Militia (Ireland) Act 1802
- Parliament of the United Kingdom
- Long title: An Act for the more speedy and effectual Enrolment of the Militia of Ireland; and for filling up Vacancies therein.
- Citation: 43 Geo. 3. c. 2
- Territorial extent: Ireland

Dates
- Royal assent: 17 December 1802
- Commencement: 17 December 1802
- Repealed: 6 August 1861

Other legislation
- Amended by: Militia (Ireland) Act 1803
- Repealed by: Statute Law Revision Act 1861
- Relates to: Militia Act 1802; Militia (Scotland) Act 1802; Militia (Ireland) Act 1809;

Status: Repealed

Text of statute as originally enacted

= Militia (Ireland) Act 1802 =

Act of the Parliament of the United Kingdom

The Militia (Ireland) Act 1802 (43 Geo. 3. c. 2) was an act of the Parliament of the United Kingdom affecting the Militia, a locally raised force for home defence. It applied only to the Kingdom of Ireland, with the
Militia Act 1802 (42 Geo. 3. c. 90) and Militia (Scotland) Act 1802 (42 Geo. 3. c. 91) applying elsewhere in the country.

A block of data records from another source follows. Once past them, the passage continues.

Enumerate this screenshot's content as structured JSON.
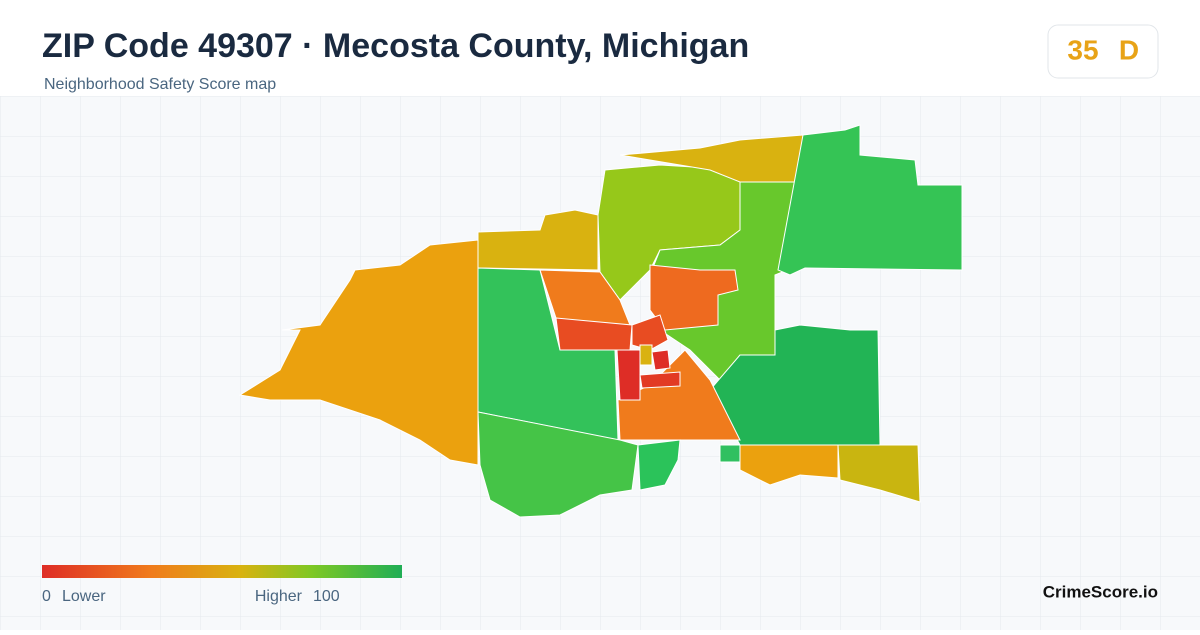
{
  "header": {
    "title": "ZIP Code 49307 · Mecosta County, Michigan",
    "subtitle": "Neighborhood Safety Score map"
  },
  "score": {
    "value": "35",
    "grade": "D"
  },
  "legend": {
    "min": "0",
    "min_label": "Lower",
    "max_label": "Higher",
    "max": "100"
  },
  "footer": {
    "brand": "CrimeScore.io"
  }
}
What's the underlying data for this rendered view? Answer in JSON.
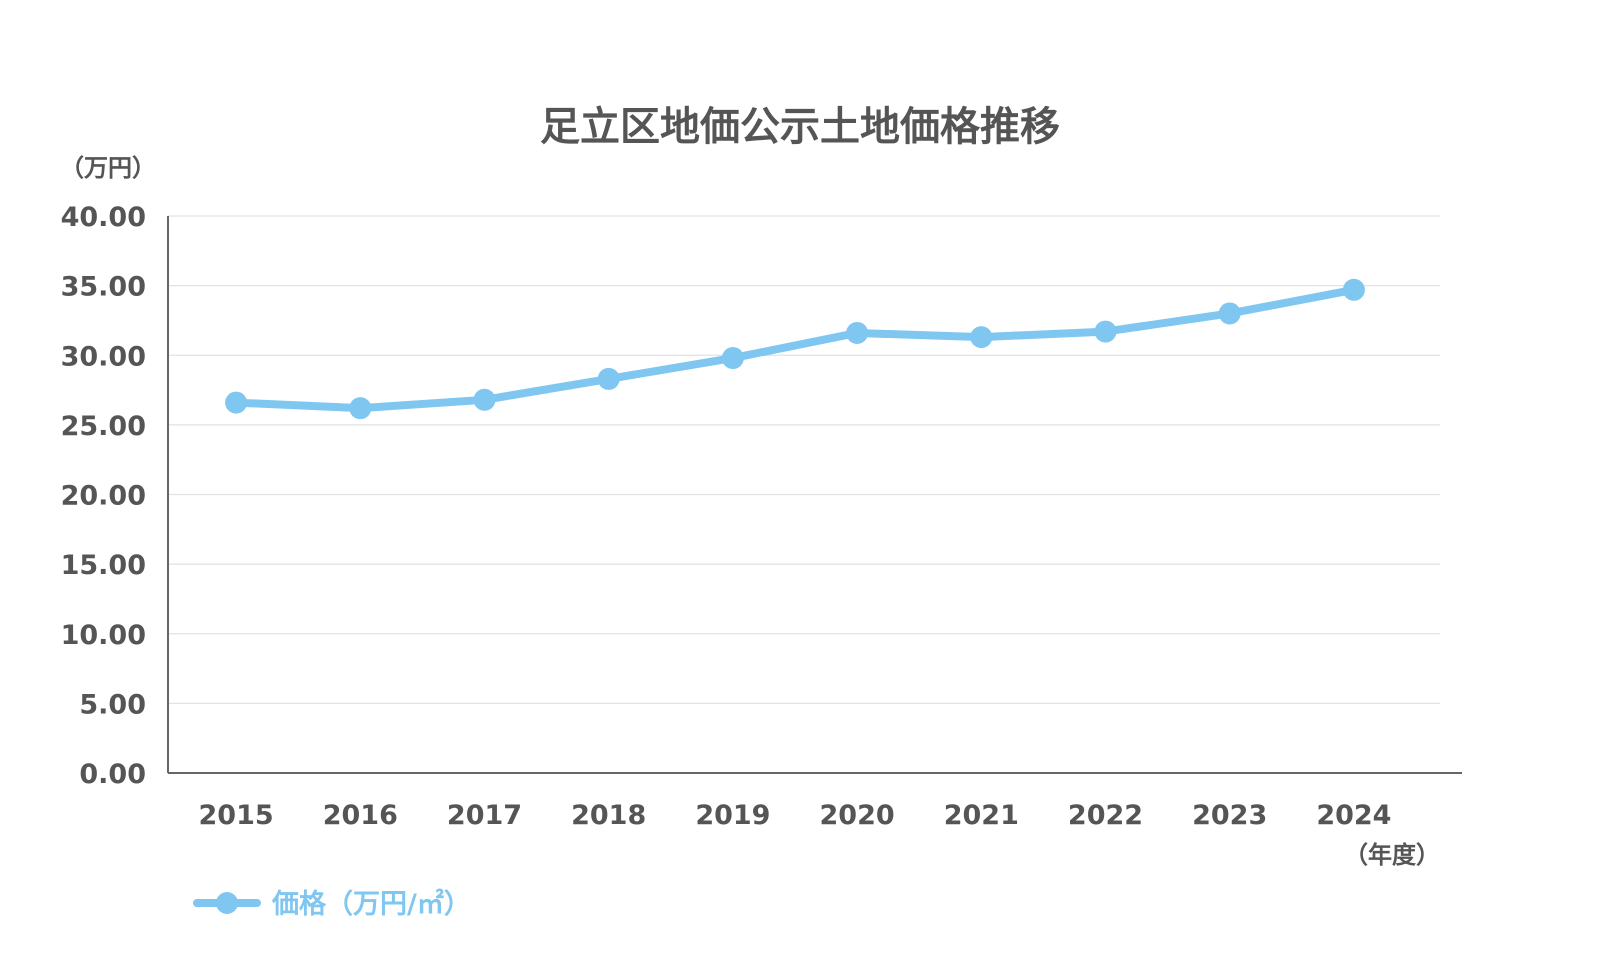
{
  "chart_data": {
    "type": "line",
    "title": "足立区地価公示土地価格推移",
    "ylabel": "（万円）",
    "xlabel": "（年度）",
    "ylim": [
      0,
      40
    ],
    "yticks": [
      "0.00",
      "5.00",
      "10.00",
      "15.00",
      "20.00",
      "25.00",
      "30.00",
      "35.00",
      "40.00"
    ],
    "categories": [
      "2015",
      "2016",
      "2017",
      "2018",
      "2019",
      "2020",
      "2021",
      "2022",
      "2023",
      "2024"
    ],
    "series": [
      {
        "name": "価格（万円/㎡）",
        "values": [
          26.6,
          26.2,
          26.8,
          28.3,
          29.8,
          31.6,
          31.3,
          31.7,
          33.0,
          34.7
        ]
      }
    ],
    "grid": true,
    "legend_position": "bottom-left",
    "colors": {
      "series": "#7fc7f0",
      "text": "#555555",
      "legend_text": "#7fc7f0",
      "axis": "#666666",
      "grid": "#e2e2e2"
    }
  }
}
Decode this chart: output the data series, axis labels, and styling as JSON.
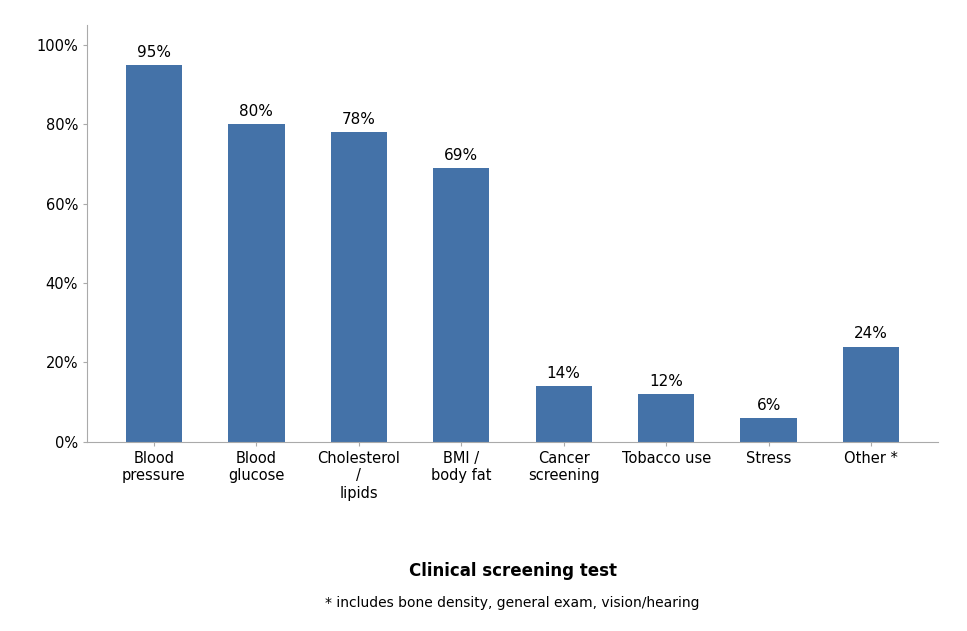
{
  "categories": [
    "Blood\npressure",
    "Blood\nglucose",
    "Cholesterol\n/\nlipids",
    "BMI /\nbody fat",
    "Cancer\nscreening",
    "Tobacco use",
    "Stress",
    "Other *"
  ],
  "values": [
    0.95,
    0.8,
    0.78,
    0.69,
    0.14,
    0.12,
    0.06,
    0.24
  ],
  "labels": [
    "95%",
    "80%",
    "78%",
    "69%",
    "14%",
    "12%",
    "6%",
    "24%"
  ],
  "bar_color": "#4472a8",
  "xlabel": "Clinical screening test",
  "footnote": "* includes bone density, general exam, vision/hearing",
  "ylim": [
    0,
    1.05
  ],
  "yticks": [
    0,
    0.2,
    0.4,
    0.6,
    0.8,
    1.0
  ],
  "ytick_labels": [
    "0%",
    "20%",
    "40%",
    "60%",
    "80%",
    "100%"
  ],
  "bar_width": 0.55,
  "label_fontsize": 11,
  "tick_fontsize": 10.5,
  "xlabel_fontsize": 12,
  "footnote_fontsize": 10,
  "background_color": "#ffffff",
  "spine_color": "#aaaaaa"
}
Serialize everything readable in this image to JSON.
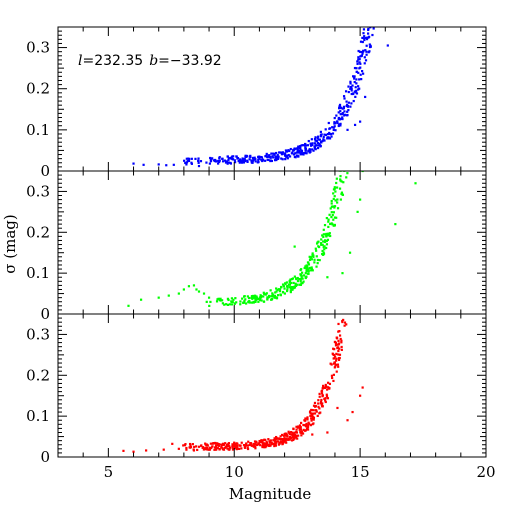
{
  "chart_data": {
    "type": "scatter",
    "layout": "three vertically stacked panels sharing the x axis",
    "xlabel": "Magnitude",
    "ylabel": "σ (mag)",
    "xlim": [
      3,
      20
    ],
    "x_ticks": [
      5,
      10,
      15,
      20
    ],
    "annotation": {
      "l_label": "l",
      "l_value": "=232.35",
      "b_label": "b",
      "b_value": "=−33.92"
    },
    "panels": [
      {
        "color": "#0000ff",
        "ylim": [
          0,
          0.35
        ],
        "y_ticks": [
          0,
          0.1,
          0.2,
          0.3
        ],
        "y_tick_labels": [
          "0",
          "0.1",
          "0.2",
          "0.3"
        ],
        "trend": {
          "floor": 0.025,
          "amp": 0.0003,
          "rate": 0.95,
          "x_start": 8.0,
          "x_end": 17.3
        },
        "outliers": [
          [
            6.0,
            0.018
          ],
          [
            6.4,
            0.015
          ],
          [
            7.0,
            0.016
          ],
          [
            7.3,
            0.014
          ],
          [
            7.6,
            0.015
          ],
          [
            8.1,
            0.016
          ],
          [
            8.3,
            0.02
          ],
          [
            8.6,
            0.012
          ],
          [
            9.1,
            0.03
          ],
          [
            9.4,
            0.022
          ],
          [
            10.1,
            0.035
          ],
          [
            12.1,
            0.036
          ],
          [
            13.0,
            0.045
          ],
          [
            14.2,
            0.155
          ],
          [
            14.5,
            0.1
          ],
          [
            14.8,
            0.112
          ],
          [
            15.0,
            0.12
          ],
          [
            15.2,
            0.18
          ],
          [
            16.1,
            0.305
          ]
        ]
      },
      {
        "color": "#00ff00",
        "ylim": [
          0,
          0.35
        ],
        "y_ticks": [
          0,
          0.1,
          0.2,
          0.3
        ],
        "y_tick_labels": [
          "0",
          "0.1",
          "0.2",
          "0.3"
        ],
        "trend": {
          "floor": 0.027,
          "amp": 0.0006,
          "rate": 1.0,
          "x_start": 8.8,
          "x_end": 17.0
        },
        "outliers": [
          [
            5.8,
            0.02
          ],
          [
            6.3,
            0.035
          ],
          [
            7.0,
            0.04
          ],
          [
            7.4,
            0.045
          ],
          [
            7.8,
            0.05
          ],
          [
            8.0,
            0.06
          ],
          [
            8.2,
            0.068
          ],
          [
            8.4,
            0.07
          ],
          [
            8.5,
            0.06
          ],
          [
            8.6,
            0.055
          ],
          [
            8.8,
            0.05
          ],
          [
            9.0,
            0.04
          ],
          [
            12.4,
            0.165
          ],
          [
            13.7,
            0.09
          ],
          [
            14.3,
            0.1
          ],
          [
            14.6,
            0.15
          ],
          [
            14.9,
            0.25
          ],
          [
            15.0,
            0.28
          ],
          [
            15.1,
            0.35
          ],
          [
            16.4,
            0.22
          ],
          [
            17.2,
            0.32
          ]
        ]
      },
      {
        "color": "#ff0000",
        "ylim": [
          0,
          0.35
        ],
        "y_ticks": [
          0,
          0.1,
          0.2,
          0.3
        ],
        "y_tick_labels": [
          "0",
          "0.1",
          "0.2",
          "0.3"
        ],
        "trend": {
          "floor": 0.025,
          "amp": 0.00018,
          "rate": 1.18,
          "x_start": 7.5,
          "x_end": 16.1
        },
        "outliers": [
          [
            5.6,
            0.015
          ],
          [
            6.0,
            0.013
          ],
          [
            6.5,
            0.016
          ],
          [
            7.2,
            0.018
          ],
          [
            7.8,
            0.02
          ],
          [
            8.1,
            0.022
          ],
          [
            8.4,
            0.016
          ],
          [
            12.5,
            0.045
          ],
          [
            13.1,
            0.055
          ],
          [
            13.7,
            0.06
          ],
          [
            14.1,
            0.12
          ],
          [
            14.5,
            0.09
          ],
          [
            14.7,
            0.11
          ],
          [
            15.0,
            0.15
          ],
          [
            15.1,
            0.17
          ]
        ]
      }
    ]
  }
}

The Militia (Ireland) Act 1809 (49 Geo. 3. c. 120) consolidated enactments of the Parliament of Ireland relating to the Irish Militia.

== Provisions ==
The act brought together a number of the Militia Acts which had been passed during the French Revolutionary Wars (1794-1802), repealing them but broadly re-enacting their content. It provided for a Militia with an established strength of 15,000 men in Ireland (set against 51,489 in England and Wales, and 8,000 in Scotland).

The Irish militia was to be raised entirely from volunteers, unlike units in England, Wales, and Scotland, which were recruited by ballot. This was a deliberate decision to avoid civil unrest. The Lord-Lieutenant of Ireland was empowered to recruit volunteers over a four-month period after the act was passed, paying a bounty of two guineas to each recruit. Men were liable to serve for five years or, if called into active service in this period, until the Militia was disembodied.

== Subsequent developments ==
The sum set aside for recruiting was £40,000, enough to recruit 19–20,000 men, though the notional strength was only 15,000. In the event, this was insufficient; the Militia (Ireland) Act 1803 (43 Geo. 3. c. 33) was passed in April 1803 to double the bounty to four guineas, as not enough volunteers had come forward to make up the desired numbers.

The whole act was repealed by section 1 of, and the schedule to, the Statute Law Revision Act 1861 (24 & 25 Vict. c. 101), which came into force on 6 August 1861.